Customer Relationship Management (CRM) software was born and raised in traditional SMBs and enterprises.
Healthcare CRM is a more recent adaptation of traditional CRM, designed to be a fit for organizations within various healthcare sectors, including MCOs.
HMOs, PPOs, POS plans and independent practice associations can now all benefit from deploying CRM technology. But the selected CRM system needs to first have been adapted to the MCO segment’s business model.
Vendors like Salesforce have heavily adapted their core platforms to the needs of managed care organizations and other healthcare organizations.
The adapted core platform can, in turn, be further tailored to the specific needs of each MCO through configuration, integrations and third party add-on functionality.
In most cases, organization-specific configurations can be created without coding, using declarative point & click tools. Configurations and integrations are often performed by a CRM vendor’s services partner–one that specializes in the healthcare industry. Some organizations choose to self-implement.
For MCOs, multiple levels have come into play with regard how CRM can deliver benefits:
- Classic CRM functionality that applies to MCOs
- Core CRM product adaptation to MCO business models and processes
- Third party add-on products and integrations (a healthcare industry specific CRM “ecosystem”)
- Industry-focused services delivery organizations
Applying classic CRM functionality to MCOs
MCOs have substantially different business models from commercial enterprises. However, a number of traditional CRM features and processes can be applied to MCOs. We’ll look at those first. Then we’ll look at MCO and healthcare specific functionality.
Centrally store member & program information
As is the case with many traditional enterprises, data within MCOs is often scattered across the organization in different silos. Spreadsheets tend to be the largest single type of silo. Email address books are next in line. Silos can also be databases that range from Access to SQL Server.
Perhaps the most widespread benefit to CRM is consolidating those silos into a single, shared repository. Of course, user permissions determine who has access to what member data.
Acquire and retain members
Commercial enterprises continually seek to acquire more paying customers. MCOs want to acquire more members. Many elements of the acquisition process that were developed for industry also apply to MCOs. Rating potential “buyers” and tracking communications with them are two examples.
Track member referral sources
Traditional commercial CRM is good at tracking lead sources all the way through to revenue. Marketers know what campaigns contributed to the sales of which products and services.
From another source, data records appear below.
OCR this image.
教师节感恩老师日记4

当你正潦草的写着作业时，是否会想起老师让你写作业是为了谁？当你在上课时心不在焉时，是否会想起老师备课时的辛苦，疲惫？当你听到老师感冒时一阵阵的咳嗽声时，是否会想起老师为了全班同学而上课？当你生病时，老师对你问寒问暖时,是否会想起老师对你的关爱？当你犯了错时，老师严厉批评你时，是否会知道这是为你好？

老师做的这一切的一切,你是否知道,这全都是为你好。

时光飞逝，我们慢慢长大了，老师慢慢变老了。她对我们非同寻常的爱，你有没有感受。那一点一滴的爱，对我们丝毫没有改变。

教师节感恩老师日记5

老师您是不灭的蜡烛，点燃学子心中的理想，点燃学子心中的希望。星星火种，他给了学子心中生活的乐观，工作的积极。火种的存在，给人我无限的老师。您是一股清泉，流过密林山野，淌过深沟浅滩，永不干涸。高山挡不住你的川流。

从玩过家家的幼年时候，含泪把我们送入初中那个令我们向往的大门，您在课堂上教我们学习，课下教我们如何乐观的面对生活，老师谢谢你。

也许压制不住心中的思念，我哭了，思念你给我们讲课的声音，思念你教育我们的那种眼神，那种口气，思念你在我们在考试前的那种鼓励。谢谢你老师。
In a similar way, MCO CRM can be set up track member movement from referral source through to revenue. The path might look something like this:
- A patient is referred to an MCO
- The referring person or entity is selected within the prospective member’s CRM record
- The patient ultimately becomes an MCO member
- The member or the government program pays premiums, copays and program fees
- The multi-year revenue from each member is tracked back to the referring entity
This tracking allows the actual revenue from each referral source to be viewed in reports and dashboards. Decisions can be made about which sources to focus on.
Healthcare Specific CRM Functionality
There are many attributes to an MCO CRM system that do not have equivalents in traditional enterprises. Most are specific to patient care.
Streamline Patient Intake
An MCO CRM system can streamline the patient intake process. A tablet-ready screen can be configured to take the place of standard paper intake forms.
Coordinate Patient Care
With multiple caregivers having access to the same patient profiles, coordination of patient care is easier and more efficient.
The patient view within MCO CRM is very different than what is seen on the screen for a traditional CRM “contact”. This is because interactions with patients are much more extensive and time-sensitive than interactions with enterprise customer contacts.
Manage Patient Cards & Timelines
A customizable patient card that’s displayed in CRM gives care coordinators the at-a-glance information they need about a patient’s contact information, conditions, prescriptions, appointments, and other information from their medical records. The timeline shows important schedule items.
Manage Care Plans
In MCO CRM, one or more care plans can be created for each patient.
Care plans can be created around anything from smoking cessation to Diabetes Type II management.
Create Patient Communities
An online patient community is included in CRM healthcare offerings such as Salesforce. Unlike with a standalone patient community or portal, a CRM-based community already contains information about patients. This minimizes the need for synchronizing data from multiple sources.
Setting up a patient community should not be something that requires a developer.
Engage More Directly With Patients
CRM can be the hub for a variety of one-to-one communication with patients.
Chat, telehealth services & SMS are now integral functionality within systems such as Salesforce. All forms of engagement are recorded in the patient’s record.
Third Party Products
The ecosystem of third party vendors with solutions that connect to healthcare CRM is expanding rapidly. Examples of third party enhancements that have been released or that are coming include:
- Wellness action plan apps
- Electronic healthcare form signatures
- Member prioritization
- Automated assignment of clinical goals
- Smart patient-provider matching and scheduling
- Evidence-based tools and activities for behavioral healthcare
CRM used to be only a partial solution for managed care organizations. That’s no longer the case. Efforts by vendors to adapt their core platforms and the entry of services partners that specialize in healthcare CRM delivery now allow MCOs to benefit from CRM as much as traditional enterprises–if not more.